Our opinions are based on stories that we hear from friends who visited America and go back home. Also, we watch American TV shows, “Dallas” and “Dynasty,” which portray Americans as materialistic, cold, and insincere.
I accepted these opinions and never thought very much about them until I found out I was going to move to America. I thought it would be impossible to have anything in common with American people; to me they were so different that I didn’t have any hope of finding any human qualities.
“How am I going to live among them?” I questioned myself. I found the answer quickly: I would be just as cold and emotionless as they were. If I had to work with them I would do my job without any emotional involvement. I was afraid that I would become like them, assimilating their coldness and their rudeness. I decided that I would not become one of them. I would be a double person; inside I would remain Hispanic; on the surface I would act like an American. This was my plan for survival.
A year and a half passed living in America, but I didn’t have any opportunity to develop my plan because, at my school, I was in all bilingual classes with Hispanics. The summer of 1984 I went to work at the First National Bank. It was my first experience with American people. It also was the perfect time to put my plan in operation.

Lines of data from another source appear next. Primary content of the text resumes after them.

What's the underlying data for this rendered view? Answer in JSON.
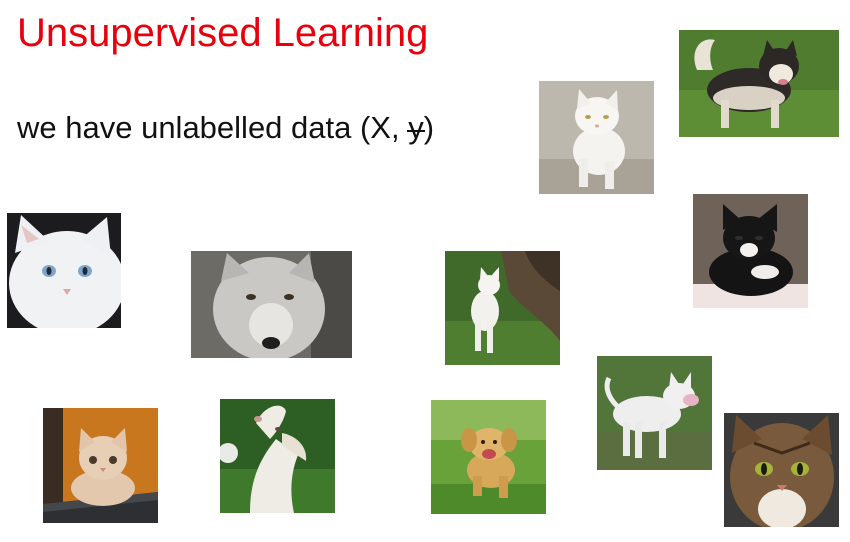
{
  "slide": {
    "title": "Unsupervised Learning",
    "subtitle_prefix": "we have unlabelled data (X, ",
    "subtitle_struck": "y",
    "subtitle_suffix": ")",
    "title_color": "#e8000d"
  },
  "photos": [
    {
      "id": "cat-white-standing",
      "subject": "white cat standing"
    },
    {
      "id": "dog-husky",
      "subject": "husky dog on grass"
    },
    {
      "id": "cat-white-fluffy",
      "subject": "fluffy white cat with blue eyes"
    },
    {
      "id": "wolf-gray",
      "subject": "gray wolf face"
    },
    {
      "id": "cat-white-tree",
      "subject": "white cat by a tree trunk"
    },
    {
      "id": "kitten-black-white",
      "subject": "black and white kitten"
    },
    {
      "id": "cat-white-bull-terrier",
      "subject": "white bull terrier on grass"
    },
    {
      "id": "kitten-on-laptop",
      "subject": "cream kitten on a laptop"
    },
    {
      "id": "dog-white-looking-up",
      "subject": "white dog looking up"
    },
    {
      "id": "puppy-golden-running",
      "subject": "golden puppy running"
    },
    {
      "id": "cat-tabby-green-eyes",
      "subject": "tabby cat with green eyes"
    }
  ]
}
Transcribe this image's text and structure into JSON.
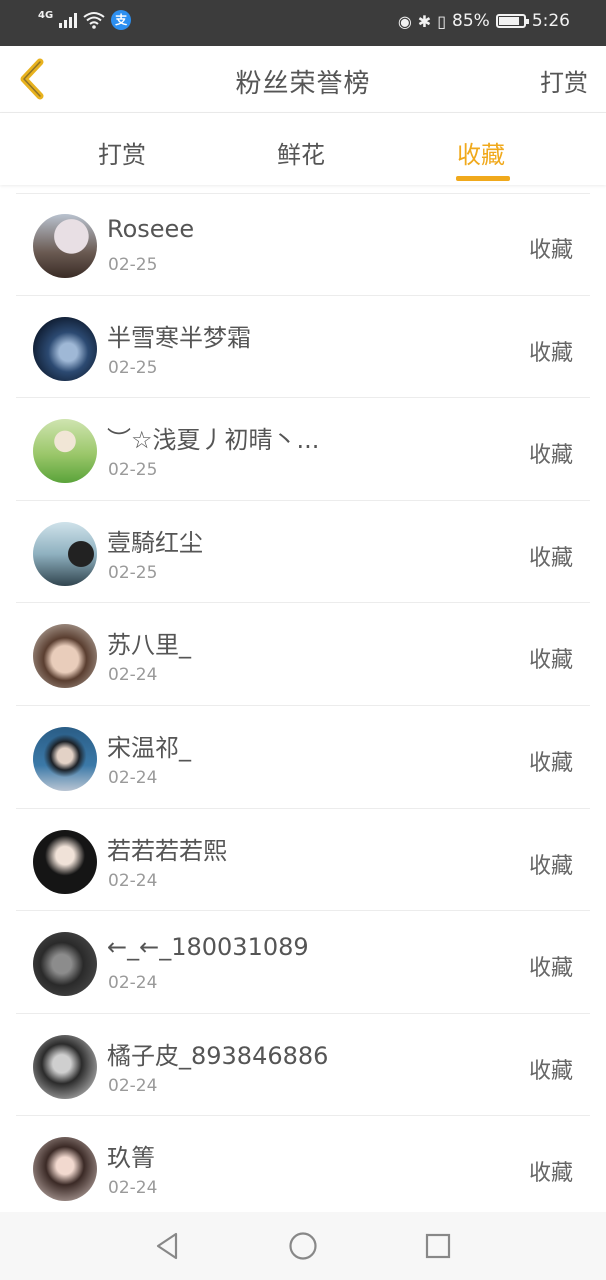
{
  "status_bar": {
    "network": "4G",
    "alipay_badge": "支",
    "battery": "85%",
    "battery_level": 0.85,
    "time": "5:26"
  },
  "header": {
    "title": "粉丝荣誉榜",
    "action": "打赏",
    "back_icon": "chevron-left-icon"
  },
  "tabs": [
    {
      "label": "打赏",
      "active": false
    },
    {
      "label": "鲜花",
      "active": false
    },
    {
      "label": "收藏",
      "active": true
    }
  ],
  "accent_color": "#f0a91c",
  "fans": [
    {
      "name": "Roseee",
      "date": "02-25",
      "type": "收藏"
    },
    {
      "name": "半雪寒半梦霜",
      "date": "02-25",
      "type": "收藏"
    },
    {
      "name": "︶☆浅夏丿初晴丶...",
      "date": "02-25",
      "type": "收藏"
    },
    {
      "name": "壹騎红尘",
      "date": "02-25",
      "type": "收藏"
    },
    {
      "name": "苏八里_",
      "date": "02-24",
      "type": "收藏"
    },
    {
      "name": "宋温祁_",
      "date": "02-24",
      "type": "收藏"
    },
    {
      "name": "若若若若熙",
      "date": "02-24",
      "type": "收藏"
    },
    {
      "name": "←_←_180031089",
      "date": "02-24",
      "type": "收藏"
    },
    {
      "name": "橘子皮_893846886",
      "date": "02-24",
      "type": "收藏"
    },
    {
      "name": "玖箐",
      "date": "02-24",
      "type": "收藏"
    }
  ],
  "nav": [
    "back-triangle-icon",
    "home-circle-icon",
    "recents-square-icon"
  ]
}
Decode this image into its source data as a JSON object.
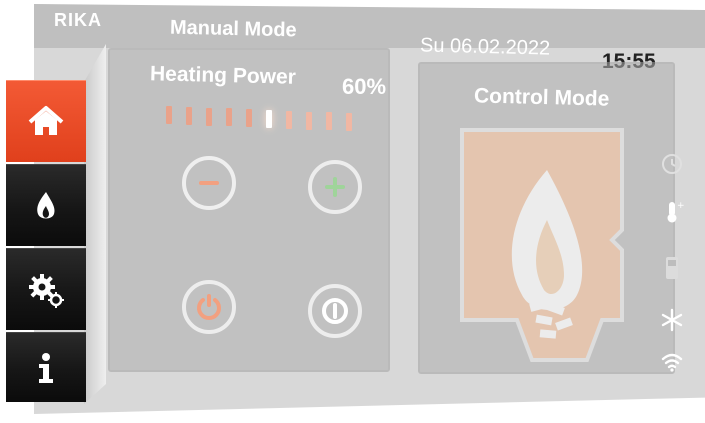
{
  "header": {
    "brand": "RIKA",
    "mode_title": "Manual Mode",
    "date": "Su 06.02.2022",
    "time": "15:55"
  },
  "heating": {
    "label": "Heating Power",
    "value": "60%",
    "level_fraction": 0.6,
    "segments_total": 10
  },
  "control": {
    "label": "Control Mode"
  },
  "menu": {
    "items": [
      {
        "name": "home",
        "icon": "home-icon",
        "active": true
      },
      {
        "name": "flame",
        "icon": "flame-icon",
        "active": false
      },
      {
        "name": "settings",
        "icon": "gears-icon",
        "active": false
      },
      {
        "name": "info",
        "icon": "info-icon",
        "active": false
      }
    ]
  },
  "status_icons": [
    "clock-icon",
    "thermometer-icon",
    "phone-icon",
    "snowflake-icon",
    "wifi-icon"
  ],
  "colors": {
    "accent": "#e84a24",
    "menu_dark": "#161616",
    "minus": "#f2a080",
    "plus": "#9fd49a",
    "power": "#f2a080"
  }
}
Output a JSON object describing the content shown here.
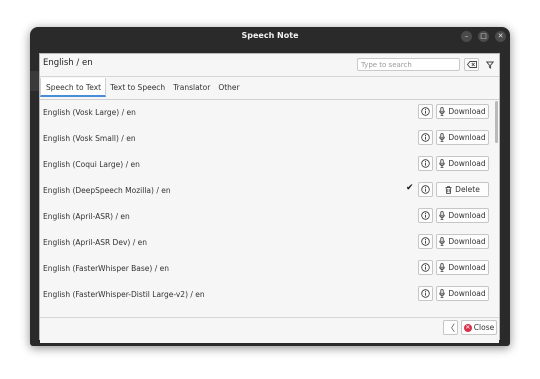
{
  "window": {
    "title": "Speech Note",
    "controls": {
      "minimize": "–",
      "maximize": "□",
      "close": "✕"
    }
  },
  "header": {
    "title": "English / en",
    "search": {
      "placeholder": "Type to search",
      "value": ""
    }
  },
  "tabs": [
    {
      "label": "Speech to Text",
      "active": true
    },
    {
      "label": "Text to Speech",
      "active": false
    },
    {
      "label": "Translator",
      "active": false
    },
    {
      "label": "Other",
      "active": false
    }
  ],
  "models": [
    {
      "name": "English (Vosk Large) / en",
      "action": "Download",
      "installed": false
    },
    {
      "name": "English (Vosk Small) / en",
      "action": "Download",
      "installed": false
    },
    {
      "name": "English (Coqui Large) / en",
      "action": "Download",
      "installed": false
    },
    {
      "name": "English (DeepSpeech Mozilla) / en",
      "action": "Delete",
      "installed": true,
      "check": "✔"
    },
    {
      "name": "English (April-ASR) / en",
      "action": "Download",
      "installed": false
    },
    {
      "name": "English (April-ASR Dev) / en",
      "action": "Download",
      "installed": false
    },
    {
      "name": "English (FasterWhisper Base) / en",
      "action": "Download",
      "installed": false
    },
    {
      "name": "English (FasterWhisper-Distil Large-v2) / en",
      "action": "Download",
      "installed": false
    }
  ],
  "footer": {
    "back": "〈",
    "close_label": "Close"
  },
  "colors": {
    "accent": "#4a8dd6",
    "close": "#d9304a",
    "titlebar": "#2a2a2a"
  }
}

During my first week at work, I was guarded; I stayed by myself even though the people seemed nice. The second week I was working on some important papers to find the annual interest on the stock. Somehow I made a mistake, and the calculations were wrong. The American that I was working with came over to me. Kindly he helped me correct the mistake; then he smiled and thanked me for my help.

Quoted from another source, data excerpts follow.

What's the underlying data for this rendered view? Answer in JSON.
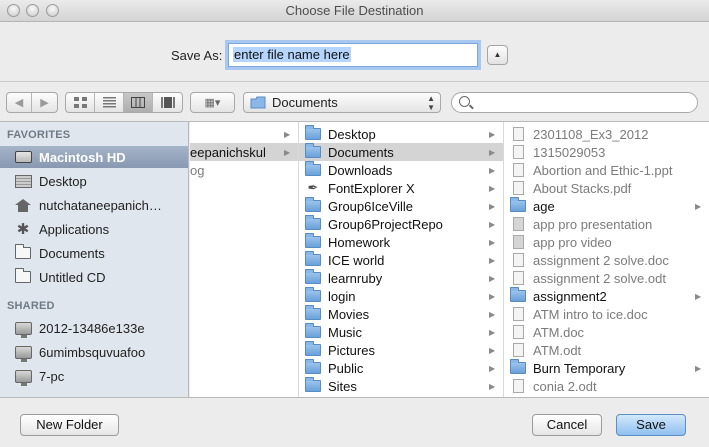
{
  "window": {
    "title": "Choose File Destination"
  },
  "save_as": {
    "label": "Save As:",
    "value": "enter file name here"
  },
  "toolbar": {
    "nav_back": "◀",
    "nav_forward": "▶",
    "arrange_icon": "▦▾",
    "path_selection": "Documents",
    "search_placeholder": ""
  },
  "sidebar": {
    "favorites_header": "FAVORITES",
    "favorites": [
      {
        "label": "Macintosh HD",
        "icon": "hard-drive-icon",
        "selected": true
      },
      {
        "label": "Desktop",
        "icon": "desktop-icon"
      },
      {
        "label": "nutchataneepanich…",
        "icon": "home-icon"
      },
      {
        "label": "Applications",
        "icon": "applications-icon"
      },
      {
        "label": "Documents",
        "icon": "documents-icon"
      },
      {
        "label": "Untitled CD",
        "icon": "cd-icon"
      }
    ],
    "shared_header": "SHARED",
    "shared": [
      {
        "label": "2012-13486e133e",
        "icon": "computer-icon"
      },
      {
        "label": "6umimbsquvuafoo",
        "icon": "computer-icon"
      },
      {
        "label": "7-pc",
        "icon": "computer-icon"
      }
    ]
  },
  "columns": {
    "col1": [
      {
        "label": "",
        "arrow": true
      },
      {
        "label": "eepanichskul",
        "arrow": true,
        "selected": true
      },
      {
        "label": "og",
        "arrow": false,
        "dim": true
      }
    ],
    "col2": [
      {
        "label": "Desktop",
        "icon": "folder-icon"
      },
      {
        "label": "Documents",
        "icon": "folder-icon",
        "selected": true
      },
      {
        "label": "Downloads",
        "icon": "folder-icon"
      },
      {
        "label": "FontExplorer X",
        "icon": "fontexplorer-icon"
      },
      {
        "label": "Group6IceVille",
        "icon": "folder-icon"
      },
      {
        "label": "Group6ProjectRepo",
        "icon": "folder-icon"
      },
      {
        "label": "Homework",
        "icon": "folder-icon"
      },
      {
        "label": "ICE world",
        "icon": "folder-icon"
      },
      {
        "label": "learnruby",
        "icon": "folder-icon"
      },
      {
        "label": "login",
        "icon": "folder-icon"
      },
      {
        "label": "Movies",
        "icon": "folder-icon"
      },
      {
        "label": "Music",
        "icon": "folder-icon"
      },
      {
        "label": "Pictures",
        "icon": "folder-icon"
      },
      {
        "label": "Public",
        "icon": "folder-icon"
      },
      {
        "label": "Sites",
        "icon": "folder-icon"
      }
    ],
    "col3": [
      {
        "label": "2301108_Ex3_2012",
        "type": "doc",
        "dim": true
      },
      {
        "label": "1315029053",
        "type": "doc",
        "dim": true
      },
      {
        "label": "Abortion and Ethic-1.ppt",
        "type": "doc",
        "dim": true
      },
      {
        "label": "About Stacks.pdf",
        "type": "doc",
        "dim": true
      },
      {
        "label": "age",
        "type": "folder",
        "arrow": true
      },
      {
        "label": "app pro presentation",
        "type": "doc-dark",
        "dim": true
      },
      {
        "label": "app pro video",
        "type": "doc-dark",
        "dim": true
      },
      {
        "label": "assignment 2 solve.doc",
        "type": "doc",
        "dim": true
      },
      {
        "label": "assignment 2 solve.odt",
        "type": "doc",
        "dim": true
      },
      {
        "label": "assignment2",
        "type": "folder",
        "arrow": true
      },
      {
        "label": "ATM intro to ice.doc",
        "type": "doc",
        "dim": true
      },
      {
        "label": "ATM.doc",
        "type": "doc",
        "dim": true
      },
      {
        "label": "ATM.odt",
        "type": "doc",
        "dim": true
      },
      {
        "label": "Burn Temporary",
        "type": "folder",
        "arrow": true
      },
      {
        "label": "conia 2.odt",
        "type": "doc",
        "dim": true
      }
    ]
  },
  "buttons": {
    "new_folder": "New Folder",
    "cancel": "Cancel",
    "save": "Save"
  }
}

Later I went to work with a lady from the tax department, also to calculate some interest. My job didn’t require a lot of knowledge about tax regulations, but Mary took the time to explain to me the interest rate and regulations. She told me that if I knew this information my job would have more meaning to me; in fact, this was so. The rest of the summer I found human qualities of warmth, caring, and courtesy among all the Americans at the bank. I began to think that I had been wrong.
Another experience with Americans showed me their cheerfulness and positive attitude. One night when I was working as a cashier at Zayre, the line of customers waiting to check out was getting longer and longer; I was so tired that it was hard to keep smiling and showing a happy face. I was afraid they would be angry. In my past experience with Hispanic people, it would be so natural for them to come to me, put their items on the counter, frown with impatience, or ignore me and keep going with their conversation. But the friendly smile and cheerfulness of the Americans made me feel like a part of their group.
Before coming to college I had no American girlfriends of my age. I thought that they were different than me, that their interests and priorities were opposite. Even their emotions must be different, I thought. Why did I think this? I didn’t even take time to answer this question; an easy answer was, “They are not like me.” But when I came to college, my roommate turned out to be an American girl. It didn’t take me long to realize how wrong I had been again.
Talking with Natalie, I found out how similar we were. We shared and enjoyed everything that came to our minds. School was our priority; to study hard and finish our college education was our major goal. We talked about our teachers and how to study for a specific subject. We both liked to study at the same time while listening to the same kind of music. When we went out, I did her make-up and she chose the outfit that she wanted me to wear. We both were in love and we shared our expectations about the man of our dreams. We shared our secrets, happiness, achievements as well as our sadness, frustration, or problems. We gave each other support when needed. Today I can happily say I have an American sister.
I know now that I can’t let what other people think and the impressions other people have influence my thoughts. I realize that believing only the stereotypes is ignorance. I have learned that Americans who seem materialistic are really just practical and plan for the future, that they are not rude, but just care more about communicating information than using merely polite forms.
Like us, they are warm, kind, and “simpaticos.” My new knowledge tells me that the same human qualities, which all people share, show themselves in different ways in each culture.
Take time to learn about others! The process is complex and slow to learn, but you will discover that we are all the same beneath our cultural differences.